Fatta esclusione per qualche incursione agli albori della sua attività, ma non solo, BAO Publishing si è sempre approcciata al fumetto nipponico privilegiando la qualità alla quantità mantenendo così inalterato quello stesso approccio che ne contraddistingue tutta la proposta editoriale.

Dopo aver varato una inedita e raffinatissima collana dedicata al manhua – il fumetto cinese –  l’editore milanese ha ufficialmente presentato durante lo scorso Napoli Comicon la nuova collana Aiken dedicata ai manga portando alla kermesse partenopea i primi tre titoli in uscita a maggio.

Il primo fra questi titoli ad arrivare sugli scaffali delle fumetterie è Henshin, antologia firmata da Ken Niimura già disegnatore di I Kill Giants graphic novel pubblicato sempre da BAO e diventato recentemente una pellicola Netflix.

Niimura tratteggia in una serie di racconti brevi quella che è la vita e la cultura giapponese. Dalla difficoltà di avere – o non avere – un animale domestico ne Il Gattino e Io passando per la difficoltà nel poter comunicare i propri sentimenti in Niente Più Bugie e La Mano della Vittoria.

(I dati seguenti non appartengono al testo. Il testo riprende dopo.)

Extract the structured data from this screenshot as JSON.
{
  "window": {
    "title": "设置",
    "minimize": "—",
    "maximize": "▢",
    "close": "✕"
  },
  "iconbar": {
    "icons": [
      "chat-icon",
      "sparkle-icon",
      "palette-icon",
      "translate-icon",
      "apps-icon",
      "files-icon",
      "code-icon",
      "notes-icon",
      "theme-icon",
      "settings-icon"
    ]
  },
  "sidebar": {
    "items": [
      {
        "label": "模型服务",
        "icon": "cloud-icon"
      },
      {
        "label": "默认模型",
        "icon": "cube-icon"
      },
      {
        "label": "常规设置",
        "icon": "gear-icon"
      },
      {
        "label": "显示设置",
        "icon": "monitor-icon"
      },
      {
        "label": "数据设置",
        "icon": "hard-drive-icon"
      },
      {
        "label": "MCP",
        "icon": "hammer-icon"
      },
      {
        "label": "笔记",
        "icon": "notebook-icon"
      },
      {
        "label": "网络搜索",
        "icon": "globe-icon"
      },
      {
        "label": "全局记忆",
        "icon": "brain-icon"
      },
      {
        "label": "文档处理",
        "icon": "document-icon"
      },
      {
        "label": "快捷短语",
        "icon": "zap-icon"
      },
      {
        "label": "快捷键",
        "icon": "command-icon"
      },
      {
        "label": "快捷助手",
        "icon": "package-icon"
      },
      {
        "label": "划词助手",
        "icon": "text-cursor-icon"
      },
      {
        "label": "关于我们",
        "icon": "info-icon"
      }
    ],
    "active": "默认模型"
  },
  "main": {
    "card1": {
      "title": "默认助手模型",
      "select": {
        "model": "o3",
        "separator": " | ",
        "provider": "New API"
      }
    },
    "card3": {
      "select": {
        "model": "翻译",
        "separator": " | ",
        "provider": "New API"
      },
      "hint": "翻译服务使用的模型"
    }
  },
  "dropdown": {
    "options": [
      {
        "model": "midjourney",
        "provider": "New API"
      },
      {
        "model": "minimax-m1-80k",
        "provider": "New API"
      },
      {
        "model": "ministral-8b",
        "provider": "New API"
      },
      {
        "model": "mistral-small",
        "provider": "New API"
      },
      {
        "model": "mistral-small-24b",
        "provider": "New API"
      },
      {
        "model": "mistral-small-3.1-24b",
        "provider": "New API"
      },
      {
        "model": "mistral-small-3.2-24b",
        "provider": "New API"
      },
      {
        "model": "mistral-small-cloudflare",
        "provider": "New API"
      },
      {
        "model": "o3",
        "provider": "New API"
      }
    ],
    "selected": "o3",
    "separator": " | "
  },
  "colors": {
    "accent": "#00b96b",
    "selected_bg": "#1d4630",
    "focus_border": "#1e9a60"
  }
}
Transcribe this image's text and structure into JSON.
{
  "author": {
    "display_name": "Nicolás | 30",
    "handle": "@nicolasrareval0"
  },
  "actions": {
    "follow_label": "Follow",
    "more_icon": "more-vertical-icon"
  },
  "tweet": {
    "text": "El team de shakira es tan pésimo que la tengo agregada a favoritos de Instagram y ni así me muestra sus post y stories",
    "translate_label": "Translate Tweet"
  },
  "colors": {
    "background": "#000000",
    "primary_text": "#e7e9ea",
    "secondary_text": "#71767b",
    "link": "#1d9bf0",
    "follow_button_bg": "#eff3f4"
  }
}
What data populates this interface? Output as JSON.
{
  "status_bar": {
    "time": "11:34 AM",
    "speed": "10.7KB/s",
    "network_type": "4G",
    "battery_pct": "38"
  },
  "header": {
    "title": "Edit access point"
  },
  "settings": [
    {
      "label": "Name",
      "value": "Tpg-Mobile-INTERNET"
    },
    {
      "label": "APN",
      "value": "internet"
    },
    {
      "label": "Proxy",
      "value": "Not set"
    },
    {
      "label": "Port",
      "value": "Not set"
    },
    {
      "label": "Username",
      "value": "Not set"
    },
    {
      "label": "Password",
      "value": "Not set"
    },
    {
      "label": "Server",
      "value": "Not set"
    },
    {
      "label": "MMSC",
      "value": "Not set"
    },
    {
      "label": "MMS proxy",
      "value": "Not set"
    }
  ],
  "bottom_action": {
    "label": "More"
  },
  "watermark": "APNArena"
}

Si toccano anche temi profondi come il suicidio in Escursioni Estive e si affronta la fervida immaginazioni nipponica in Tra Due Fuochi. Se si perde il treno poco male perché si può fare l’incontro di una vita come in Storia dell’Ultimo Treno mentre Merci ci mostra quanto può essere difficile per un giapponese comunicare all’estero.

Un carosello di personaggi e situazioni talmente variopinto da risultare tanto surreale quanto profondo e profondamente realistico sullo sfondo di luoghi entrati nell’immaginario collettivo come la scuola o la frenetica Tokyo ma anche “sacri” e intimi come il focolare domestico.

Con piglio decisamente ironico Ken Niimura ci descrive il suo paese e le sue contraddizioni, la sua delicatezza e le sue manie in 13 storie brevi che si lasciano gustare tutto d’un fiato divertendo, commuovendo e facendo riflettere.

E’ senz’altro l’animo umano il volano utilizzato dall’autore, con le sue sfaccettature e con l’imprevedibilità della vita a fare da contraltare, che si traduce in una narrativa che non disdegna neanche qualche incursione biografica semi-seria.

Non sembra volersi prendere troppo sul serio Niimura ed è forse proprio questa la caratteristica che rende Henshin una lettura piacevolissima in cui echi del grande sensei Taniguchi si fondono con una certa immediatezza tutta occidentale.

Proprio quest’ultimo aspetto si riflette nel comparto grafico in cui Niimura utilizza un tratto veloce fatto di poche ma incisive linee affidandosi invece ad una costruzione della tavola ordinata che predilige l’orizzontalità con un utilizzo delle inquadrature che risentono molto del lavoro dell’autore per il mercato occidentale e fanno dello story-telling limpido e immediato la sua vera cifra stilistica.

Ottima la cura carto-tecnica del tankobon confezionato da BAO Publishing che si contraddistingue oltre che per la sovracoperta anche per una carta da 100 grammi molto “luminosa” che valorizza al meglio il volume. Da segnalarsi anche l’ottima traduzione e adattamento che rendono scorrevolissima la lettura.

L’esordio della collana Aiken è quindi subito positivo, anche se non nutrivamo alcun dubbio sulle capacità editoriali di BAO Publishing, ora tocca a voi supportare la collana iniziando da questo Henshin: acquistatelo senza pregiudizi, anche e soprattutto se non siete abituali lettori di manga, non ne rimarrete delusi.